The harvesting of manoomin (wild rice) in Upper Peninsula lakes.
“Good food culture does not infringe on the rights and responsibilities of others, all others, all beings, past, present and future and demonstrates respect for all while practicing gratitude for one’s own food culture,” says Valoree Gagnon, Director of University-Indigenous Community Partnerships at Michigan Tech University’s Great Lakes Research Center. Within the Upper Peninsula, Native American communities work to maintain an association with their ancestral foods and to support the local producers of food. Gagnon says, “It’s the process of integrating food into identity and practice, rooted in webs of relationships.”
Manoomin, also known as wild rice, is deeply rooted within Anishinaabe culture. The 12 tribes that make up the Michigan Wild Rice Initiative emphasize the importance of manooming in the community.

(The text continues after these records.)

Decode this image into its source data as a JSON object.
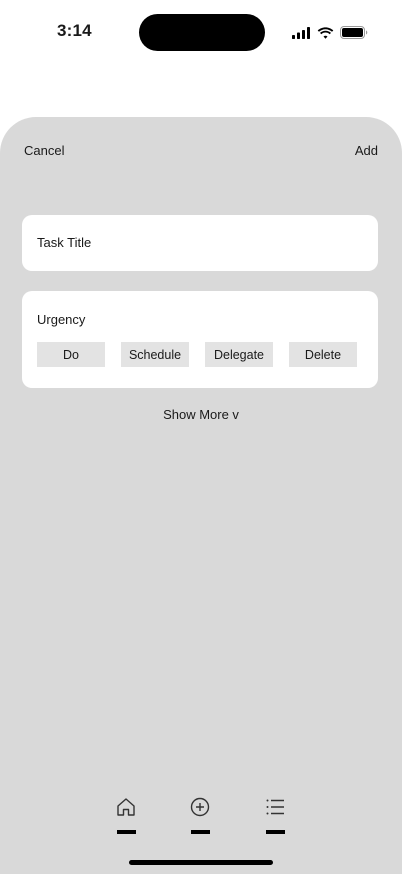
{
  "status_bar": {
    "time": "3:14"
  },
  "header": {
    "cancel_label": "Cancel",
    "add_label": "Add"
  },
  "form": {
    "title_placeholder": "Task Title",
    "urgency": {
      "label": "Urgency",
      "options": [
        "Do",
        "Schedule",
        "Delegate",
        "Delete"
      ]
    },
    "show_more_label": "Show More v"
  },
  "tabbar": {
    "tabs": [
      {
        "icon": "home-icon"
      },
      {
        "icon": "plus-circle-icon"
      },
      {
        "icon": "list-icon"
      }
    ]
  },
  "colors": {
    "sheet_background": "#d9d9d9",
    "card_background": "#ffffff",
    "option_background": "#e3e3e3",
    "text": "#1a1a1a"
  }
}
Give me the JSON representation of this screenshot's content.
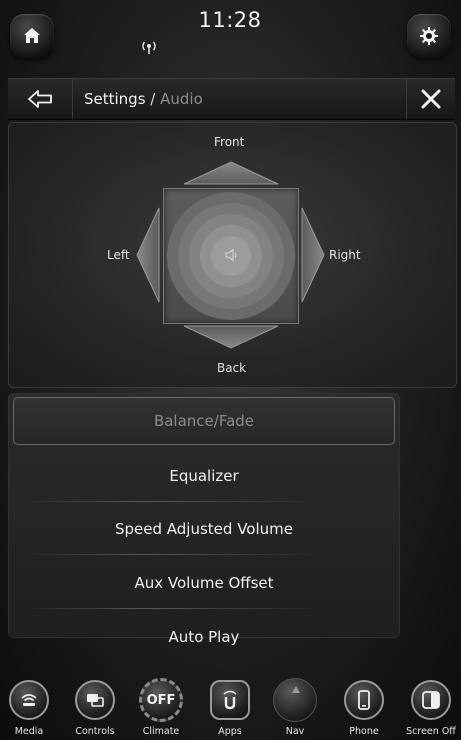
{
  "status": {
    "time": "11:28",
    "signal_icon": "wireless-signal-icon"
  },
  "header": {
    "back_icon": "back-arrow-icon",
    "breadcrumb_root": "Settings",
    "breadcrumb_sep": " / ",
    "breadcrumb_current": "Audio",
    "close_icon": "close-icon"
  },
  "balance": {
    "front_label": "Front",
    "back_label": "Back",
    "left_label": "Left",
    "right_label": "Right",
    "center_icon": "speaker-icon"
  },
  "menu": {
    "items": [
      {
        "label": "Balance/Fade",
        "selected": true
      },
      {
        "label": "Equalizer"
      },
      {
        "label": "Speed Adjusted Volume"
      },
      {
        "label": "Aux Volume Offset"
      },
      {
        "label": "Auto Play"
      }
    ]
  },
  "dock": {
    "items": [
      {
        "label": "Media",
        "icon": "media-icon"
      },
      {
        "label": "Controls",
        "icon": "controls-icon"
      },
      {
        "label": "Climate",
        "icon": "climate-off-icon",
        "text": "OFF"
      },
      {
        "label": "Apps",
        "icon": "apps-icon",
        "text": "Apps"
      },
      {
        "label": "Nav",
        "icon": "nav-icon"
      },
      {
        "label": "Phone",
        "icon": "phone-icon"
      },
      {
        "label": "Screen Off",
        "icon": "screen-off-icon"
      }
    ]
  },
  "colors": {
    "background": "#1d1d1d",
    "accent_border": "#6a6a6a",
    "muted_text": "#8e8e8e"
  }
}
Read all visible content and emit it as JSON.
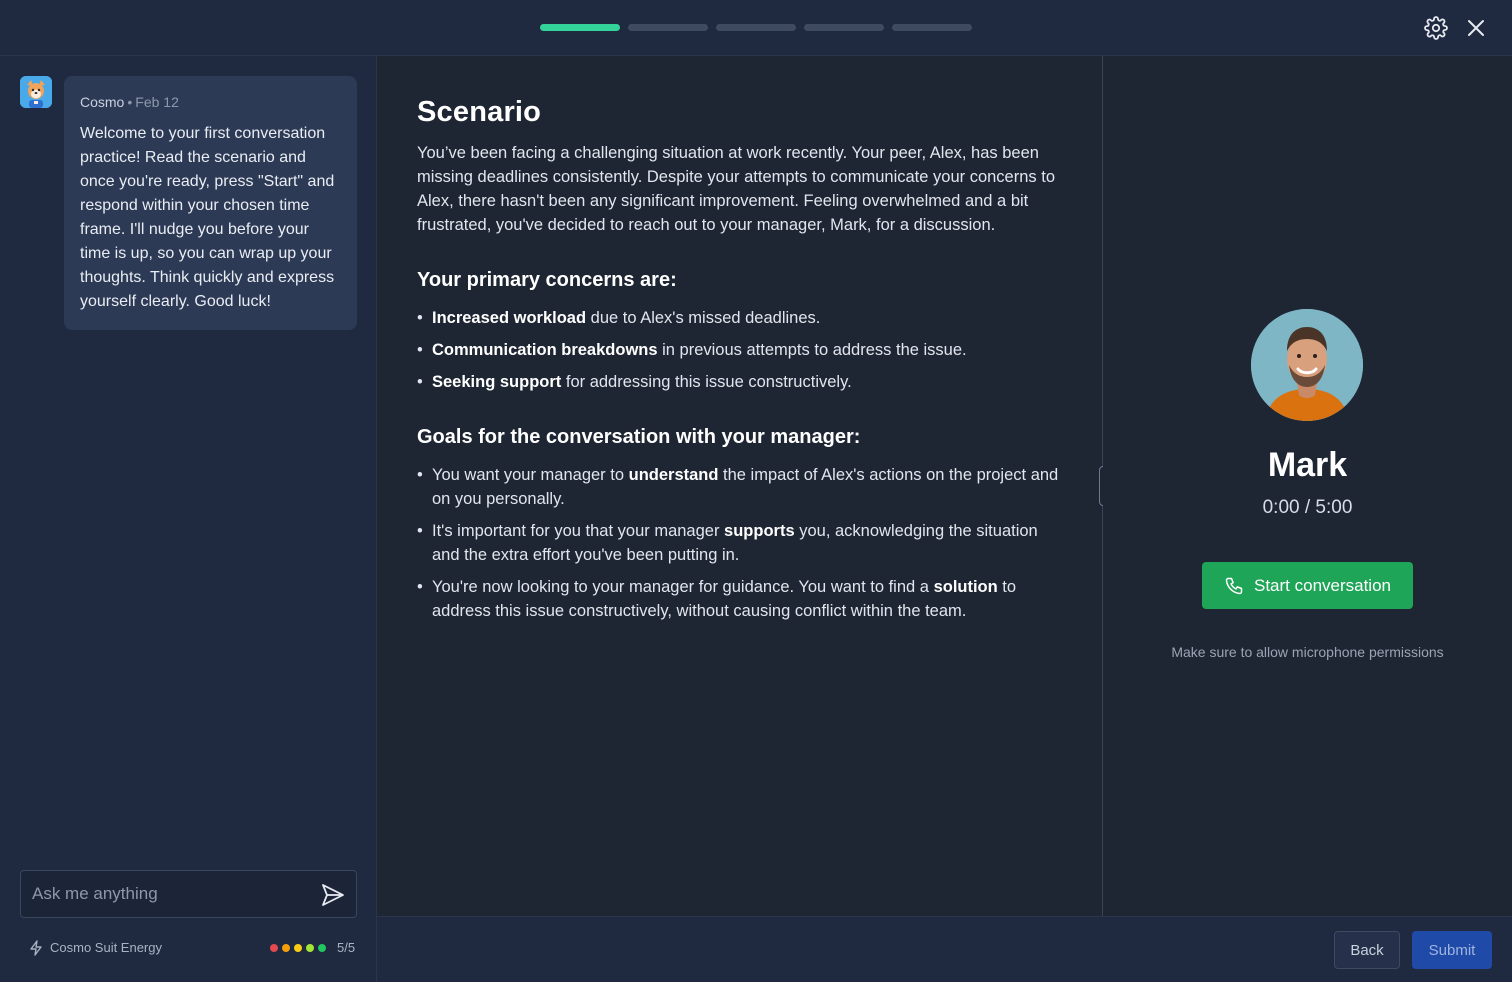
{
  "header": {
    "progress": {
      "total_steps": 5,
      "current_step": 1
    }
  },
  "chat": {
    "sender": "Cosmo",
    "separator": "•",
    "date": "Feb 12",
    "message": "Welcome to your first conversation practice! Read the scenario and once you're ready, press \"Start\" and respond within your chosen time frame. I'll nudge you before your time is up, so you can wrap up your thoughts. Think quickly and express yourself clearly. Good luck!",
    "input_placeholder": "Ask me anything",
    "energy_label": "Cosmo Suit Energy",
    "energy_count": "5/5",
    "energy_colors": [
      "#e5484d",
      "#f59e0b",
      "#facc15",
      "#a3e635",
      "#22c55e"
    ]
  },
  "scenario": {
    "title": "Scenario",
    "description": "You’ve been facing a challenging situation at work recently. Your peer, Alex, has been missing deadlines consistently. Despite your attempts to communicate your concerns to Alex, there hasn't been any significant improvement. Feeling overwhelmed and a bit frustrated, you've decided to reach out to your manager, Mark, for a discussion.",
    "concerns_heading": "Your primary concerns are:",
    "concerns": [
      {
        "bold": "Increased workload",
        "rest": " due to Alex's missed deadlines."
      },
      {
        "bold": "Communication breakdowns",
        "rest": " in previous attempts to address the issue."
      },
      {
        "bold": "Seeking support",
        "rest": " for addressing this issue constructively."
      }
    ],
    "goals_heading": "Goals for the conversation with your manager:",
    "goals": [
      {
        "before": "You want your manager to ",
        "bold": "understand",
        "after": " the impact of Alex's actions on the project and on you personally."
      },
      {
        "before": "It's important for you that your manager ",
        "bold": "supports",
        "after": " you, acknowledging the situation and the extra effort you've been putting in."
      },
      {
        "before": "You're now looking to your manager for guidance. You want to find a ",
        "bold": "solution",
        "after": " to address this issue constructively, without causing conflict within the team."
      }
    ]
  },
  "call": {
    "name": "Mark",
    "timer": "0:00 / 5:00",
    "start_label": "Start conversation",
    "mic_note": "Make sure to allow microphone permissions"
  },
  "footer": {
    "back_label": "Back",
    "submit_label": "Submit"
  },
  "colors": {
    "accent_progress": "#34d399",
    "start_button": "#1fa557",
    "submit_button": "#1f4aa8"
  }
}
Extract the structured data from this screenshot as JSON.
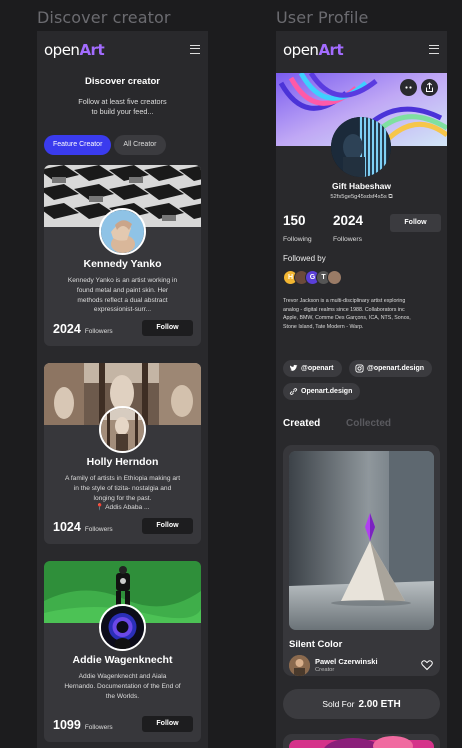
{
  "sections": {
    "left": "Discover creator",
    "right": "User Profile"
  },
  "logo": {
    "open": "open",
    "art": "Art"
  },
  "discover": {
    "title": "Discover creator",
    "subtitle_1": "Follow at least five creators",
    "subtitle_2": "to build your feed...",
    "tabs": [
      "Feature Creator",
      "All Creator"
    ],
    "creators": [
      {
        "name": "Kennedy Yanko",
        "bio_lines": [
          "Kennedy Yanko is an artist working in",
          "found metal and paint skin. Her",
          "methods reflect a dual abstract",
          "expressionist-surr..."
        ],
        "followers": "2024",
        "followers_label": "Followers",
        "follow_label": "Follow"
      },
      {
        "name": "Holly Herndon",
        "bio_lines": [
          "A family of artists in Ethiopia making art",
          "in the style of tizita- nostalgia and",
          "longing for the past.",
          "📍 Addis Ababa ..."
        ],
        "followers": "1024",
        "followers_label": "Followers",
        "follow_label": "Follow"
      },
      {
        "name": "Addie Wagenknecht",
        "bio_lines": [
          "Addie Wagenknecht and Aiala",
          "Hernando. Documentation of the End of",
          "the Worlds."
        ],
        "followers": "1099",
        "followers_label": "Followers",
        "follow_label": "Follow"
      }
    ]
  },
  "profile": {
    "name": "Gift Habeshaw",
    "address": "52fs5ge5g45sdsf4s5s",
    "following": "150",
    "following_label": "Following",
    "followers": "2024",
    "followers_label": "Followers",
    "follow_label": "Follow",
    "followed_by_label": "Followed by",
    "followed_by_initials": [
      "H",
      "",
      "G",
      "T",
      ""
    ],
    "bio_lines": [
      "Trevor Jackson is a multi-disciplinary artist exploring",
      "analog - digital realms since 1988. Collaborators inc",
      "Apple, BMW, Comme Des Garçons, ICA, NTS, Sonos,",
      "Stone Island, Tate Modern - Warp."
    ],
    "links": [
      "@openart",
      "@openart.design",
      "Openart.design"
    ],
    "tabs": [
      "Created",
      "Collected"
    ],
    "nft": {
      "title": "Silent Color",
      "owner": "Pawel Czerwinski",
      "owner_role": "Creator",
      "sold_label": "Sold For",
      "price": "2.00 ETH"
    }
  },
  "colors": {
    "background": "#1c1c1e",
    "panel": "#29292c",
    "card": "#37373b",
    "accent_tab": "#3a3bee",
    "logo_accent": "#a36cff"
  }
}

Roger LaBine is a member of the Initiative and is a water Resource Technologist in the Lac Vieux Desert Band of Lake Superior Band of Chippewa. He talks about the traditions he has each year, “I believe that plants are my brother and that all of us have a spirit. If I do not respect the manoomin, I can be taken away from me. Every time I go out and visit the bed, I give the sign of respect and declare my identity and the reason the reason I’m there. When I leave in the autumn, the bed provides me with what I require and I take only what I require.” The labor-intensive procedure of gathering and preparing rice is performed communally in order to make sure that every person gets enough.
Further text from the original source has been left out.